Der Propst war nicht gerade sehr entzückt von der Partie. Fräulein Rebekka war sein einziges Kind, und da sie ja nicht ohne Mittel war, hatte er wohl auf eine standesgemäßere Partie für sie gehofft. Pastor Berthelsen war außerdem in religiöser Beziehung aus einer andern Schule als der Propst, was diesen oft erregte. Daß Fräulein Rebekka übrigens selbst zufrieden war, daraus machte sie kein Hehl. Sie war eine stille, nach innen gewandte, sogenannte schwärmerische Natur, und das Liebesglück machte sie noch ernsthafter. Den neuen Sitten der Zeit folgend, bewegte sie sich mit ihrem Verlobten völlig frei in der Umgegend, und es wurde viel über das Verhältnis geredet. In seiner Verliebtheit vergaß das junge Paar nämlich oft, daß sie nicht die einzigen Menschen in der Welt waren. Ganz offen gingen sie, zärtlich umschlungen und in ihre Unterhaltung vertieft, auf der Landstraße. Und wenn sie sich begegneten oder sich trennten, küßten sie einander wie Geschwister, ohne es vor irgend jemand zu verbergen. Ich entsinne mich auch, daß ich sie eines Abends in der Frühlingszeit in einem Boot draußen auf dem Fluß sah. Sie saßen Hand in Hand nebeneinander im Achtersteven. Ganz regungslos saßen sie da und sahen träumend in das Märchenland des Sonnenunterganges hinein, während das Boot von selbst den Strom hinabglitt und Fräulein Rebekkas langer Schleier in der ruhigen Luft hinter ihr drein wogte.

Es gab viele, die über sie lachten, und anfänglich tat Martha es auch. Sie hatte sie ein paarmal auf ihren Spaziergängen gesehen, und einmal waren sie sogar im Waldkrug gewesen, um sich ein Glas Milch geben zu lassen. Martha erzählte mir hinterher ausführlich davon. Erst hatte Fräulein Rebekka getrunken, und als sie dem Kaplan das Glas reichte, hatte der gesagt: »Danke, mein Lieb!« Und dann hatten sie sich auf eine Weise in die Augen gesehen, daß sie hatte aus dem Zimmer gehen müssen, um nicht vor Lachen loszuplatzen.

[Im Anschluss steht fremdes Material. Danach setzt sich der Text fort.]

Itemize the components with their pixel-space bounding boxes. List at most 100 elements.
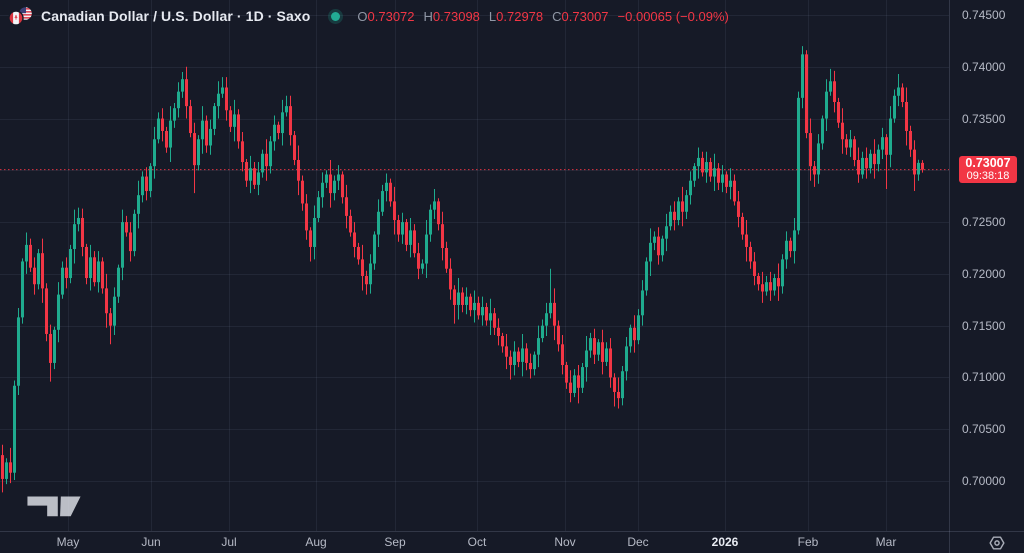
candle-up [801, 46, 804, 108]
price-axis[interactable]: 0.745000.740000.735000.730000.725000.720… [950, 0, 1024, 531]
candle-up [133, 210, 136, 257]
time-axis[interactable]: MayJunJulAugSepOctNovDec2026FebMar [0, 532, 950, 553]
candle-down [529, 354, 532, 379]
price-tick-label: 0.74000 [962, 60, 1005, 74]
candle-down [789, 238, 792, 258]
candle-down [633, 315, 636, 352]
time-tick-label: Feb [798, 535, 819, 549]
candle-down [833, 71, 836, 112]
candle-up [781, 254, 784, 293]
currency-pair-flags-icon [8, 6, 34, 26]
candle-down [757, 273, 760, 291]
candle-down [557, 320, 560, 351]
candle-up [545, 303, 548, 336]
candle-up [217, 81, 220, 118]
candle-down [865, 148, 868, 179]
candle-up [257, 162, 260, 195]
price-tick-label: 0.73500 [962, 112, 1005, 126]
candle-up [201, 106, 204, 154]
market-status-icon[interactable] [331, 12, 340, 21]
candle-up [233, 100, 236, 141]
candle-down [301, 176, 304, 211]
candle-up [433, 189, 436, 219]
candle-up [121, 210, 124, 280]
candle-down [601, 330, 604, 375]
time-tick-label: Nov [554, 535, 575, 549]
time-tick-label: Jun [141, 535, 160, 549]
candle-up [541, 319, 544, 342]
candle-down [341, 171, 344, 203]
candle-up [729, 168, 732, 199]
candlestick-chart-canvas[interactable] [0, 0, 1024, 553]
candle-up [37, 249, 40, 289]
low-value: 0.72978 [496, 9, 543, 24]
candle-down [225, 77, 228, 120]
candle-down [145, 167, 148, 200]
candle-up [825, 79, 828, 131]
candle-down [85, 244, 88, 284]
candle-down [577, 365, 580, 403]
candle-up [585, 336, 588, 382]
candle-up [621, 366, 624, 405]
time-tick-label: Jul [221, 535, 236, 549]
candle-down [873, 139, 876, 178]
candle-up [385, 173, 388, 201]
candle-down [161, 108, 164, 141]
candle-down [753, 252, 756, 285]
candle-down [681, 187, 684, 226]
candle-down [485, 303, 488, 326]
time-tick-label: Dec [627, 535, 648, 549]
candle-down [357, 243, 360, 265]
candle-down [561, 335, 564, 374]
candle-down [501, 333, 504, 353]
candle-up [605, 342, 608, 366]
axis-settings-icon[interactable] [987, 533, 1007, 553]
candle-down [525, 343, 528, 370]
candle-down [493, 308, 496, 335]
tradingview-logo[interactable] [27, 495, 81, 517]
candle-up [285, 96, 288, 117]
candle-down [165, 127, 168, 153]
candle-up [269, 136, 272, 173]
candle-down [769, 272, 772, 301]
candle-down [417, 243, 420, 279]
candle-down [105, 274, 108, 328]
candle-down [609, 338, 612, 388]
symbol-title[interactable]: Canadian Dollar / U.S. Dollar · 1D · Sax… [41, 8, 310, 24]
candle-down [569, 370, 572, 402]
candle-up [473, 290, 476, 322]
candle-down [613, 373, 616, 406]
candle-down [461, 287, 464, 312]
candle-up [849, 130, 852, 157]
candle-up [693, 163, 696, 187]
candle-down [453, 285, 456, 323]
candle-up [273, 115, 276, 150]
candle-down [905, 87, 908, 145]
candle-up [697, 148, 700, 179]
close-value: 0.73007 [562, 9, 609, 24]
candle-down [737, 191, 740, 227]
candle-down [305, 194, 308, 240]
candle-down [205, 115, 208, 152]
candle-up [881, 128, 884, 159]
candle-down [813, 161, 816, 187]
candle-up [177, 82, 180, 117]
candle-up [669, 206, 672, 231]
candle-up [641, 280, 644, 326]
candle-down [245, 159, 248, 187]
candle-down [81, 209, 84, 257]
candle-up [221, 77, 224, 98]
candle-up [645, 257, 648, 295]
candle-up [649, 228, 652, 276]
candle-down [617, 377, 620, 408]
last-price-label: 0.73007 09:38:18 [959, 156, 1017, 183]
candle-up [25, 232, 28, 273]
change-value: −0.00065 (−0.09%) [618, 9, 729, 24]
candle-down [449, 258, 452, 299]
candle-up [325, 170, 328, 188]
candle-down [809, 119, 812, 181]
candle-down [509, 351, 512, 380]
candle-up [597, 339, 600, 361]
candle-up [713, 154, 716, 191]
candle-up [97, 251, 100, 292]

Ich hatte nun freilich ein Gefühl, als wenn das Lachen nicht ganz natürlich ausgefallen wäre. Wie dem auch sein mag, dieser zärtliche Blick hat ihr jedenfalls hinterher eine Welt des Glückes erschlossen, die von anderer Art war, als wie sie sie bisher gekannt hatte und von der sie ausgeschlossen war. Sie selbst sprach nie davon, und wahrscheinlich ist es ihr erst nach und nach klar geworden. Sicher aber hat die Erinnerung an die beiden Liebenden ihr jedesmal einen Stich ins Herz versetzt, wenn in Zukunft ihr eigener Bräutigam seine plumpen Annäherungsversuche machte. Das Verhältnis zwischen ihr und dem großen Jesper wurde wenigstens nach jener Zeit ein ganz anderes. Es war deutlich zu sehen, daß sie ihn mied. Es kam in seiner Gegenwart etwas Scheues über sie. Sie antwortete ihm spöttisch, und die Reibungen zwischen ihnen nahmen einen immer heftigeren Charakter an.

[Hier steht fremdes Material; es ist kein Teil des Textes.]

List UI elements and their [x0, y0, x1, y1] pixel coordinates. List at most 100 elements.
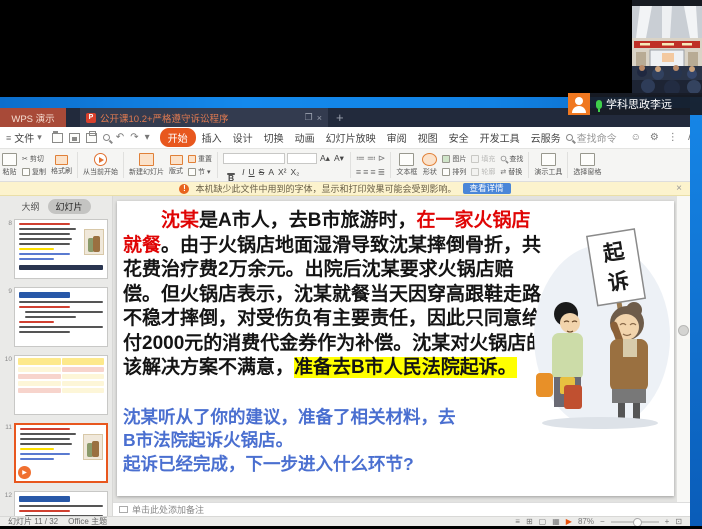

Eines Abends, als ich ein wenig spät in den Krug kam, saß sie vor der Tür auf der Fliese und starrte vor sich hin, das Kinn in die Hände gestützt. In der Stube war Licht angezündet, und ich konnte schon von weitem hören, daß der Branntwein denen da drinnen zu Kopf gestiegen war. Ich konnte Jesper wie auch Lars Einauge hören; jener hatte offenbar einen seiner großen Tage.

Wahrscheinlich infolge des Gezänks da drinnen hatte mich Martha nicht kommen hören. Ich meinerseits war so überrascht, als ich sie da sitzen sah, namentlich aber über ihren Gesichtsausdruck, daß ich unwillkürlich stehen blieb. Ihre Gedanken waren offenbar weit weg. Der Abendschein fiel gerade auf ihr bleiches Gesicht, das sonderbar zusammengedrückt und gleichsam in schwermütiger Ruhe versteinert war.

Als ich mich von neuem näherte, fuhr sie zusammen und stand hastig auf. Ich rief sie an, aber sie sah mich unwillig an und ging hinein.